Sequential process to choose efficient sampling design based on partial prior information data and simulations
|Author(s)||Kermorvant Claire1, Coube Sébastien1, D’amico Frank1, Bru Noëlle1, Caill-Milly Nathalie2|
|Affiliation(s)||1 : CNRS/Univ Pau & Pays Adour, Laboratoire de Mathématiques et de leurs Applications de Pau-Fédération MIRA, UMR 5142, 64600 Anglet, France
2 : Ifremer, Laboratoire Environnement Ressources d’ Arcachon, France
|Source||Spatial Statistics (2211-6753) (Elsevier BV), 2020-08 , Vol. 38 , P. 100439 (13p.)|
|WOS© Times Cited||2|
|Keyword(s)||Accuracy, Cost-effectiveness, Survey, Simulations, Survey optimization, Virtual ecology|
Issues on sampling procedure definition led numerous study results to be biased and object of controversy. Choosing relevant sampling design and number of samples is a difficult task when wanted to set up or optimize a survey. The survey design choice is very important to avoid bias and increase the survey cost-efficiency. It can have a strong effect on the sample size needed to achieve some targeted accuracy on results. And on the final cost of the procedure.
The sequential process we expose here melt design based and model based sampling theories. Its objectives is helping practitioners defining a sampling design and a number of samples for their survey when inference to the whole population is wanted. The main idea is to mathematically reconstruct the distribution of the surveyed population. Then assess and compare cost-effectiveness of various sampling designs on this population. This process allows setting predetermined level(s) of accuracy to be reached in the targeted estimates and to take into account previous relevant data. Results are an optimal sampling design and an associated optimal sample size for a desired accuracy in the results. This accuracy is so achieved without excess sampling.
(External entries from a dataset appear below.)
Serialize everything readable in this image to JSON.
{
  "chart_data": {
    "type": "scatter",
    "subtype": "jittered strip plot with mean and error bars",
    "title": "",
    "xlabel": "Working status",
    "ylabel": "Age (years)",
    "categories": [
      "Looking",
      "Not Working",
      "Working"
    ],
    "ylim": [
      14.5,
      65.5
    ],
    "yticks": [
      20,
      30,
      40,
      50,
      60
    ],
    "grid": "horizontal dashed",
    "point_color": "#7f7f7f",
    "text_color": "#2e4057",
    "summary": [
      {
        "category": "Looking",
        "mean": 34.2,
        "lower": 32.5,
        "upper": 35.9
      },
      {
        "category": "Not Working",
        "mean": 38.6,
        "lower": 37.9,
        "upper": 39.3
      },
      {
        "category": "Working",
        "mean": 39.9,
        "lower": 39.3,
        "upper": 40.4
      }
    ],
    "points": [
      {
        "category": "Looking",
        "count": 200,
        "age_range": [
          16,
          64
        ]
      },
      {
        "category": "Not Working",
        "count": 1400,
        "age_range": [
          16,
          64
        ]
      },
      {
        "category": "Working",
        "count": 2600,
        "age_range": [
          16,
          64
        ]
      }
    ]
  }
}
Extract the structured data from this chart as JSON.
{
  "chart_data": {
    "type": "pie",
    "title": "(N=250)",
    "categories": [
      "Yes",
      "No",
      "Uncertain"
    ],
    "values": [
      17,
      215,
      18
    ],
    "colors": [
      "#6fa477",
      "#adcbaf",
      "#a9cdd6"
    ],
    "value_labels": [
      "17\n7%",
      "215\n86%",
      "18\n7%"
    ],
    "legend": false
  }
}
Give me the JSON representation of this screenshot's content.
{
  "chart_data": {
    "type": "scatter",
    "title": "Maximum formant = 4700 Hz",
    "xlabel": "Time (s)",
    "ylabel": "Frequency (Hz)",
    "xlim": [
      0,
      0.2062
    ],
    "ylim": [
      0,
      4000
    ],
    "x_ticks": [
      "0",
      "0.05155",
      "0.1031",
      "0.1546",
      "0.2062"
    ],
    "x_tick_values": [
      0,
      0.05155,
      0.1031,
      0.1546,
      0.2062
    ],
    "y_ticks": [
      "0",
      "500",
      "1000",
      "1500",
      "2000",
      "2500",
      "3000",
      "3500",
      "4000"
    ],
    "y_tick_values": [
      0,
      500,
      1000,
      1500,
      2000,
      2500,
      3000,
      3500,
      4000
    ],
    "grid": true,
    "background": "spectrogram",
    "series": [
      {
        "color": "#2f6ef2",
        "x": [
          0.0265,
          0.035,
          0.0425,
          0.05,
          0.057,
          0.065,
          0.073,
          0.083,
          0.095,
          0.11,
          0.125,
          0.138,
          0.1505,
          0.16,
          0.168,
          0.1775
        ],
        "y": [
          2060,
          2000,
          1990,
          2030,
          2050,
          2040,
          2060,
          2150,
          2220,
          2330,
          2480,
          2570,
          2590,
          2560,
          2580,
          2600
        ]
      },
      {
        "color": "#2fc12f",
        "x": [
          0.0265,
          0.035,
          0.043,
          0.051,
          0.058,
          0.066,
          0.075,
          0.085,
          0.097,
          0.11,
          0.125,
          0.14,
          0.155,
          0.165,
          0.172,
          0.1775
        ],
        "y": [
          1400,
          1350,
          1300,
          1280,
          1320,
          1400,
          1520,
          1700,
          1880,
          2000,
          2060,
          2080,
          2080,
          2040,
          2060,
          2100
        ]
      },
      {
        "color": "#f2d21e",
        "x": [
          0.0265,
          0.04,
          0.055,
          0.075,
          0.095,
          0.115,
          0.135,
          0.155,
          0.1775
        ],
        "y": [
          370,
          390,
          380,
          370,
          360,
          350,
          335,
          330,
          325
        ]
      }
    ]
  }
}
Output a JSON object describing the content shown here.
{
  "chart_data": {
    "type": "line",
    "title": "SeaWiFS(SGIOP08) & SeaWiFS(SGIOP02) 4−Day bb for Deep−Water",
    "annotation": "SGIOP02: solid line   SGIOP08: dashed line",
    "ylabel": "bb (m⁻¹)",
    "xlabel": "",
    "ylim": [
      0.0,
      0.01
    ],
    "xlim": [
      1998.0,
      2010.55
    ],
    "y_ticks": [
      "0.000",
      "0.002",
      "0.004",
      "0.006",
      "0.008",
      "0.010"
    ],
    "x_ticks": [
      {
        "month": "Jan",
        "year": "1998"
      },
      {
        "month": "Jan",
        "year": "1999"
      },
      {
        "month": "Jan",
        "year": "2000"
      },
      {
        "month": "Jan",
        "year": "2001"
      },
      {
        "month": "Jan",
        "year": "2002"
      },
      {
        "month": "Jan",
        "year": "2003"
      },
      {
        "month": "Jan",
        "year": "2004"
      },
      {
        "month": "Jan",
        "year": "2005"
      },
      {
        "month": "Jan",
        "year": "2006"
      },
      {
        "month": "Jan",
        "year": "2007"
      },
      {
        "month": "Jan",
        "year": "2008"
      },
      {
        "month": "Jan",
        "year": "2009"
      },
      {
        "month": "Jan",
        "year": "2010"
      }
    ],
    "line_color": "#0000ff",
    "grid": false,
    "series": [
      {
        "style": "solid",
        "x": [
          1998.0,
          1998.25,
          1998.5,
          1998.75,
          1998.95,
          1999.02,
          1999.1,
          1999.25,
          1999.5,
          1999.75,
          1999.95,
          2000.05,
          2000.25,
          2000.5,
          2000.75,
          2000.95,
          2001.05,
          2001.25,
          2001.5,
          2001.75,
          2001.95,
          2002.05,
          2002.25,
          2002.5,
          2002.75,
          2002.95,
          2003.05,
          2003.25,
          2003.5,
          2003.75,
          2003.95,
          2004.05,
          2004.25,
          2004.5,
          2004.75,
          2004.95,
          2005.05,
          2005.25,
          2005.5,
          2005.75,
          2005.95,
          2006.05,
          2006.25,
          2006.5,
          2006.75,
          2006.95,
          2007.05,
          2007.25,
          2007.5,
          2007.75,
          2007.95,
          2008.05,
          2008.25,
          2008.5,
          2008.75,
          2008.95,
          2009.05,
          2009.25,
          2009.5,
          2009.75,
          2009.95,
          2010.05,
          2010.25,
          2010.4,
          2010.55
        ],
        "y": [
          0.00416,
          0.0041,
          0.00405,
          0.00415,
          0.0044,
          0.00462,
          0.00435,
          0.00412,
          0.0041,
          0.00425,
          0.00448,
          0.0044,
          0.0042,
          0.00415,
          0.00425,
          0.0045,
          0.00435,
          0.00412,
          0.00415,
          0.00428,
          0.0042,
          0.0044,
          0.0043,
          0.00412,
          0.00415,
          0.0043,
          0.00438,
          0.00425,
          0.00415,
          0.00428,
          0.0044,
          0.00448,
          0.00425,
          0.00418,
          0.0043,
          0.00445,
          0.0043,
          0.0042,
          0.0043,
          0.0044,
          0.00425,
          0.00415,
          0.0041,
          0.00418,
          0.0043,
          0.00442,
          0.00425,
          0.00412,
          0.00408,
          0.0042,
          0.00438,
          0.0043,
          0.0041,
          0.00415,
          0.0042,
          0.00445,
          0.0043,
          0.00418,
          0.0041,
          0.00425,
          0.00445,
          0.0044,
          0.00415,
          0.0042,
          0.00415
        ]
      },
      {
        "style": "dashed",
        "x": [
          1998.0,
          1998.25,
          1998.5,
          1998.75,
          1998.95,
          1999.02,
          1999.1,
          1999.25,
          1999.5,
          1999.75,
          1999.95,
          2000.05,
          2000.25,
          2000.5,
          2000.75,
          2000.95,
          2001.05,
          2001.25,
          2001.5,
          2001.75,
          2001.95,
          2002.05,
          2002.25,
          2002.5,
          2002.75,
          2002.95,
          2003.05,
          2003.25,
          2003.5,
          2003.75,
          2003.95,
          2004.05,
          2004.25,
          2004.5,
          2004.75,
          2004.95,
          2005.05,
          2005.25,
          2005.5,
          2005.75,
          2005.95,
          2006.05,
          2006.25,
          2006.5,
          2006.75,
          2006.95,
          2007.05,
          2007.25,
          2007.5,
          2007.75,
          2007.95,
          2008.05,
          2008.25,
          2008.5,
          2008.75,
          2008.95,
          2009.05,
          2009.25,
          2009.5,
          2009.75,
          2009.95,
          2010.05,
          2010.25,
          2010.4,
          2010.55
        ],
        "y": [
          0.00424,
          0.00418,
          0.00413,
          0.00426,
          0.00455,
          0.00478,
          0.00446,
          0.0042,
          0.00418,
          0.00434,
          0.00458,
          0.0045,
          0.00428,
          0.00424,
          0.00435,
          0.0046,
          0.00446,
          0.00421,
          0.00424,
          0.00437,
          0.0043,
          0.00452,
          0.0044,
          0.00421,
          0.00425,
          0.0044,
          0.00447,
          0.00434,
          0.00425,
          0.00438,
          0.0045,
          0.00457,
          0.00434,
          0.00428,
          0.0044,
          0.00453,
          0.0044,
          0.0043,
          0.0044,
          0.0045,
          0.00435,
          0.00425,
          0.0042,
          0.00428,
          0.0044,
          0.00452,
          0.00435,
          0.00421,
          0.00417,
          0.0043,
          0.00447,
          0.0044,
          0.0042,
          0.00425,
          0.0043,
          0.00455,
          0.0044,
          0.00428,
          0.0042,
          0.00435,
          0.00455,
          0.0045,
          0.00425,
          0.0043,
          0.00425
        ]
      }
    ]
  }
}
Strength of this process is that it is based on simulations. This allows trying a high number of combinations between sampling design, sample size and desired level of accuracy. Sampling design performances can thus be compared.
The user can decide which combination is the best for his survey and apply it for real. We discuss how to use available data to improve the survey, from the case were several historical data are provided to the case where no data are available.